Kepala Resort Balai Besar TNBTS Wilayah Ranu Pani, Yohanes Cahyo menjelaskan, bunga mirip lavender itu ditemukan pada era Belanda. Melihat jenisnya, tentu bunga berwarna ungu itu bukan dari Indonesia. Namun karena berada di dataran tinggi, bunga itu bisa hidup sepanjang tahun. “Bunga seperti ini, adanya di Eropa. Kami menduga, bunga ini dibawa dari luar negeri. Masih kami teliti dan belum tahu bunga apa sebenarnya,” jelasnya.

Sekitar 15 menit berjalan, tiba lah kami di kawasan perbatasan savana dan pepohonan pinus yang berjajar rapi. Area perbatasan dua vegetasi ini dinamakan Cemoro Kandang (2.500 meter dpl). Cukup bersandar sebentar di pohon roboh, kemudian kami melaju menyusuri jalan setapak di hutan cemara.

Medannya terus menanjak dan cukup berat saat melalui Kalisat yang merupakan jalur lama muntahan lava Semeru. Karena itu, ditemukan pasir di jalur itu yang membelah hutan.

Kelelahan kami terbayar setelah melihat plang kayu bertuliskan Jambangan di 2.600 meter dpl. Dari sini, pemandangan puncak Semeru terlihat. Guratan keindahan punggung puncak tertinggi Pulau Jawa ini sungguh kentara.

Jam di tangan terlihat pukul 15:00 WIB. Cukup cepat perjalanan kami, karena hanya berhenti sebentar, tidak sampai benar-benar istirahat. Setengah jam berlalu, kami tiba di Kalimati.

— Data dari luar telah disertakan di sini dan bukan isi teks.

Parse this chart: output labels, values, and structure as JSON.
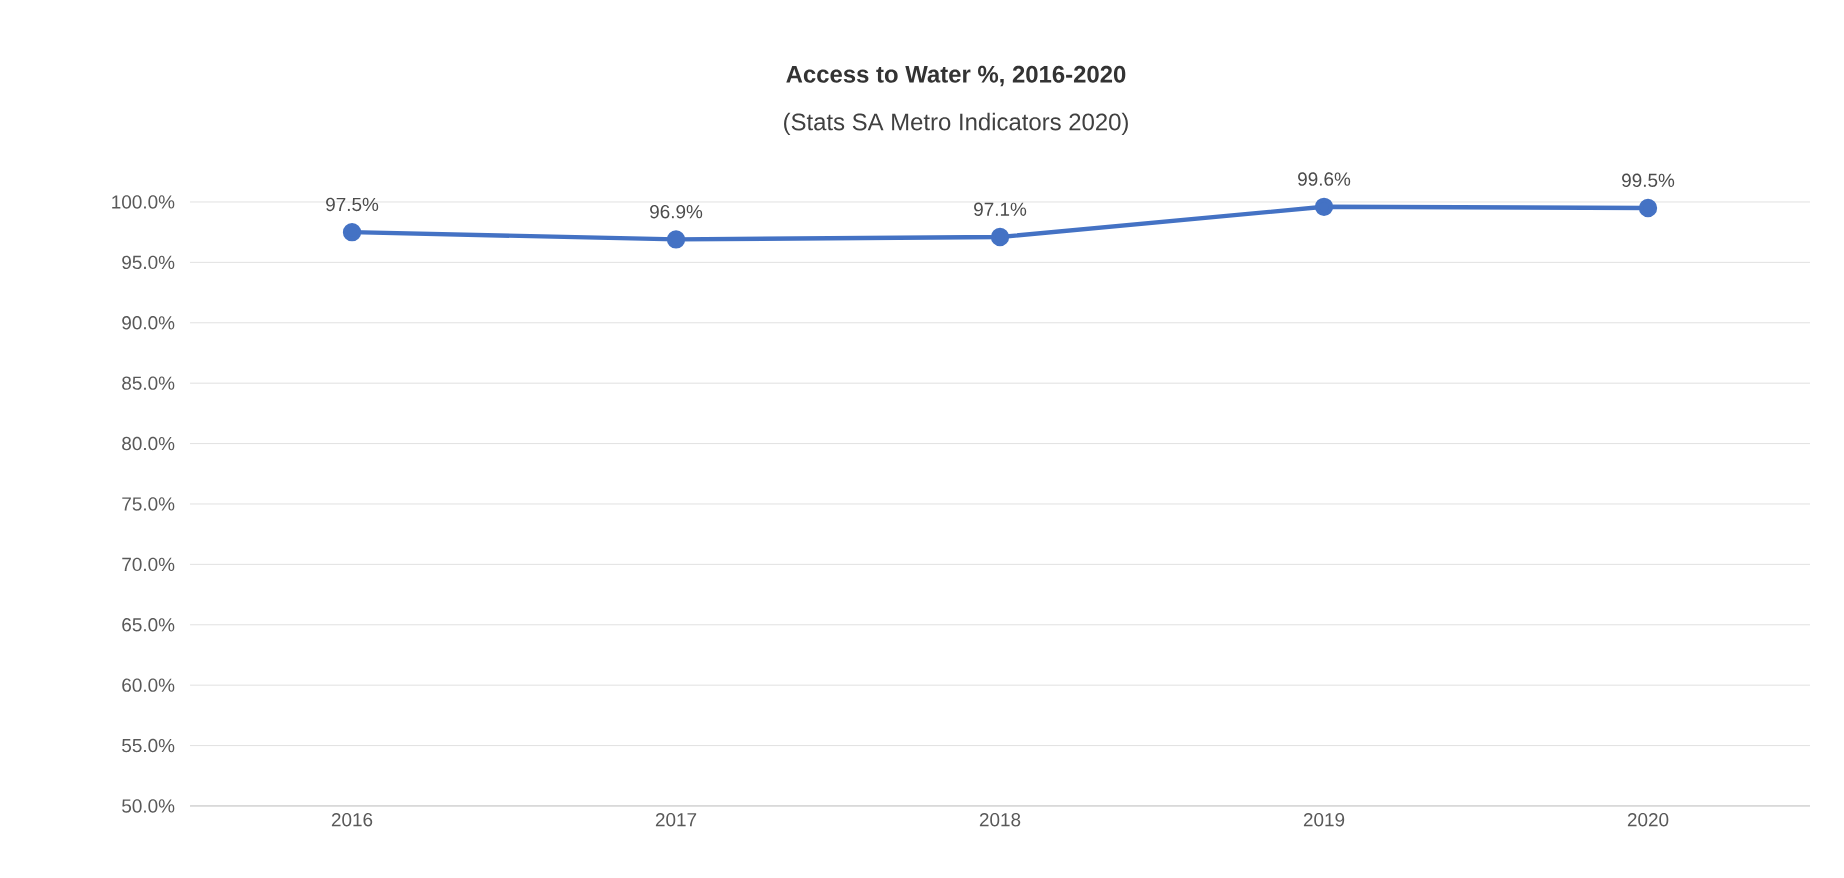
{
  "chart_data": {
    "type": "line",
    "title": "Access to Water %, 2016-2020",
    "subtitle": "(Stats SA Metro Indicators 2020)",
    "categories": [
      "2016",
      "2017",
      "2018",
      "2019",
      "2020"
    ],
    "values": [
      97.5,
      96.9,
      97.1,
      99.6,
      99.5
    ],
    "value_labels": [
      "97.5%",
      "96.9%",
      "97.1%",
      "99.6%",
      "99.5%"
    ],
    "color": "#4472c4",
    "marker": "circle",
    "line_style": "solid",
    "grid": "y",
    "ylim": [
      50,
      100
    ],
    "yticks": [
      {
        "value": 50,
        "label": "50.0%"
      },
      {
        "value": 55,
        "label": "55.0%"
      },
      {
        "value": 60,
        "label": "60.0%"
      },
      {
        "value": 65,
        "label": "65.0%"
      },
      {
        "value": 70,
        "label": "70.0%"
      },
      {
        "value": 75,
        "label": "75.0%"
      },
      {
        "value": 80,
        "label": "80.0%"
      },
      {
        "value": 85,
        "label": "85.0%"
      },
      {
        "value": 90,
        "label": "90.0%"
      },
      {
        "value": 95,
        "label": "95.0%"
      },
      {
        "value": 100,
        "label": "100.0%"
      }
    ]
  }
}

Secara resmi, kawasan ini merupakan tempat perkemahan terakhir yang diijinkan Balai Besar TNBTS. Namun, seringkali pendaki tidak mematuhi rambu larangan itu. Mereka terus naik hingga menginap di Arcapada.

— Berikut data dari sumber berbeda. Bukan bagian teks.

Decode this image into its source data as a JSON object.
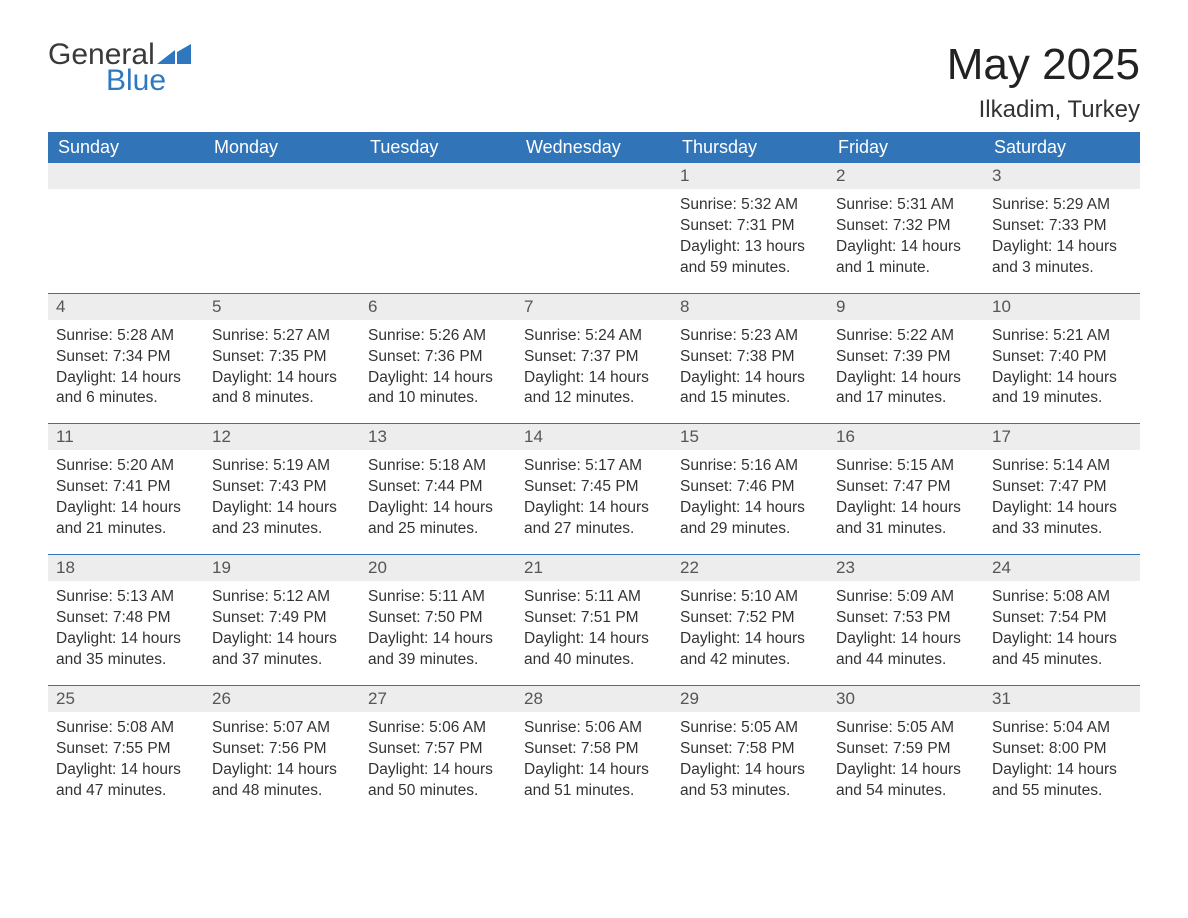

Ternyata belasan tenda sudah berjejer di Kalimati. Kami menjadikan area berketinggian 2.700 meter dpl ini sebagai base camp. Alasannya lebih karena faktor keamanan dan dekat dengan mata air bernama Sumber Mani.

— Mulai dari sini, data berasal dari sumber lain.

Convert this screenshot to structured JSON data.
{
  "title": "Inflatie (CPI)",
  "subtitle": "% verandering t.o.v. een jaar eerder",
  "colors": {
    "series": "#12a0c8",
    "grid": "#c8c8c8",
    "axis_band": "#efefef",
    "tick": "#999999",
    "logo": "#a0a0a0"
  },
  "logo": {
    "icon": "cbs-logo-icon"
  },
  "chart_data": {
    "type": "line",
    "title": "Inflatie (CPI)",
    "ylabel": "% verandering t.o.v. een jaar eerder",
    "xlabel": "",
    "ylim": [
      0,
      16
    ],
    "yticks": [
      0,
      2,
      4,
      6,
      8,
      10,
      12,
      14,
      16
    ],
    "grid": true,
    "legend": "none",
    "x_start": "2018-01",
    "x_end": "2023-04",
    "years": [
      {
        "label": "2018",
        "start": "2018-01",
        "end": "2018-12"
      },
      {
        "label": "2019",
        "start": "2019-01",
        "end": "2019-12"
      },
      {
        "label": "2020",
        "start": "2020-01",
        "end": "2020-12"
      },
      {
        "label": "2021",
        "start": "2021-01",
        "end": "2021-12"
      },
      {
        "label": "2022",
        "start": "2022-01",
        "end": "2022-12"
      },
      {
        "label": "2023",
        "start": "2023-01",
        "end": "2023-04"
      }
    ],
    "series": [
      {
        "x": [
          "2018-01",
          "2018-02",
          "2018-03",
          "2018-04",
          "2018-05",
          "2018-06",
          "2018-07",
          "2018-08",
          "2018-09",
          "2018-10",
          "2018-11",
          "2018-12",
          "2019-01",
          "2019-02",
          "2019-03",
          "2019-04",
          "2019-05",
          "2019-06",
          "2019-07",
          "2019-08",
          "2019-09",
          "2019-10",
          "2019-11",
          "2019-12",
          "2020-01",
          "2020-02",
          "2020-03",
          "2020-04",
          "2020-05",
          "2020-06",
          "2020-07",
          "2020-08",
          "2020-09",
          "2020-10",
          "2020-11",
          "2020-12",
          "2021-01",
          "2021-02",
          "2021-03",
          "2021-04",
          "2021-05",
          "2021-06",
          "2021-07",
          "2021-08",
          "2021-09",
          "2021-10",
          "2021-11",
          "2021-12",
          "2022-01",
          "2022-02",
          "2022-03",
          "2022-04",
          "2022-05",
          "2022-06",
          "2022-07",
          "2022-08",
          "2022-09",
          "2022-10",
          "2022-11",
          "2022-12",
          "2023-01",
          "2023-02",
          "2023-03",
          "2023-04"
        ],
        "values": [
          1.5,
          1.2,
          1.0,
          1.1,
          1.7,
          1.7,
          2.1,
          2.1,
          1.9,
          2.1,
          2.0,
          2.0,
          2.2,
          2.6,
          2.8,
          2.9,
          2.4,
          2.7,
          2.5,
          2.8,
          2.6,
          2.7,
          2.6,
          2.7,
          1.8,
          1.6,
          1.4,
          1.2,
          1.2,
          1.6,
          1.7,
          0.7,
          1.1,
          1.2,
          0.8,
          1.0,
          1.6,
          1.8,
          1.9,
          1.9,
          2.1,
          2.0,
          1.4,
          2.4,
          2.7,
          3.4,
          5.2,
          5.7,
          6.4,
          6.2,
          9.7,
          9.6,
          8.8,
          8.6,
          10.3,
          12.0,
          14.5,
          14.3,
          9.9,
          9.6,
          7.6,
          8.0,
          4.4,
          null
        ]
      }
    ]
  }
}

Meski dekat, diperlukan perjalanan sekitar satu jam pulang pergi. Semua pendaki yang mendirikan tenda di Kalimati mengambil air dari sini. Pun demikian dengan pendaki yang ingin berkemah di Arcapada, biasanya membawa pasokan air sebanyak-banyaknya dari Sumber Mani. Di sini, kami melepas lelah untuk memulihkan tenaga, sebelum melanjutkan perjalanan ke Mahameru pada tengah malam.